Окончив свою задачу, я в условленное время приехал с докладом к Петру Николаевичу, где застал и Ген. Доманова.
Свой доклад я начал с просьбы не сетовать на меня, если я, отмечая плюсы, оттеню также и минусы того, что я видел, считая это необходимым, дабы нарисовать полную картину.
После такого вступления, почти в двухчасовом докладе, я изложил все положительные и отрицательные стороны казачьего стана Доманова. Несколько раз последний, не соглашался со мной, признавая мои выводы ошибочными, что побуждало меня каждое мое положение подкрепить целым рядом фактов, с именами и фамилиями, каковые я собрал и на всякий случай записал.
На вопрос Доманова, как я мог это слышать или узнать, я ответил, что мой штатский костюм позволял мне видеть и слышать часто то, что было бы невозможно, если бы я носил военную форму.
Резюмируя мои наблюдения и впечатления, я сказал: «Не отрицая больших достижений в устройстве казачьей жизни в станицах, я, вместе с тем, утверждаю, что существует еще большое зло, а именно: сытая и праздная жизнь, слабая дисциплина и сознание, что проступки часто остаются безнаказанными, — развращает людей и толкает их на путь преступлений.»
Я видел и чувствовал, что мой доклад не понравился обоим генералам, но по разным причинам. Ген. Краснов переживал сильное огорчение, видимо, впервые услышав что-то новое о жизни в станицах, каковые были его любимым детищем. Ген. Доманов сделался красным, сидел надувшись, вероятно в душе проклиная меня за такой доклад Петру Николаевичу.

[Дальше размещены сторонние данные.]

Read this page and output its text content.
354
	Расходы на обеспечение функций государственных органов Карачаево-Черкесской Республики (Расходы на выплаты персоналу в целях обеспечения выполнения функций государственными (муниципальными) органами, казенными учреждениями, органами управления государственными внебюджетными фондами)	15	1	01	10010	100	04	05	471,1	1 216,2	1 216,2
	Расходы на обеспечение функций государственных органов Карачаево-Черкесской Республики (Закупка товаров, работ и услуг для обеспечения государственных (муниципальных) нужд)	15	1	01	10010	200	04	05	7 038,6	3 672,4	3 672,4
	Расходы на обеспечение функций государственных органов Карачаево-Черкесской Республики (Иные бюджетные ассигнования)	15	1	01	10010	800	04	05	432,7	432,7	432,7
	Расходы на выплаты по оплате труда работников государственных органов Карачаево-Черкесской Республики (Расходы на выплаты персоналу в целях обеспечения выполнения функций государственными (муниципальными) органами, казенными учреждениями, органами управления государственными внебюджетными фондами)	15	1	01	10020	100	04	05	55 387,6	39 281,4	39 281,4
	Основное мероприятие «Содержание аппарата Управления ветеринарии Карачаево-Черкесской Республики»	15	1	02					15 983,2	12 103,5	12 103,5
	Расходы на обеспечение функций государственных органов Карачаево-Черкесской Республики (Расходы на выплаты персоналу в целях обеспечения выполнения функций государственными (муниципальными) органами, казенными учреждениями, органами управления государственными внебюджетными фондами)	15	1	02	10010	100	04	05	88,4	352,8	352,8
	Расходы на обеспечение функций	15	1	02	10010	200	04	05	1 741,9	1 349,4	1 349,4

Неоспоримо, что на Ген. Краснова доклад произвел весьма тяжелое впечатление. На следующий день его супруга, Лидия Федоровна, просила меня пощадить Петра Николаевича и не делать ему докладов, подобных вчерашнему, после которого он всю ночь не спал. Я обещал ей это и свое слово сдержал. Откровенно говоря, больше всего я винил самого себя. Действительно, не было смысла огорчать Петра Николаевича, открывая ему оборотную сторону медали — жизни казаков в станицах, когда я был уверен, что не сегодня — завтра наступит общая катастрофа.
Поэтому, при первой встрече с Ген. Красновым, я всячески старался смягчить остроту моего доклада и сколько было возможно его успокоить.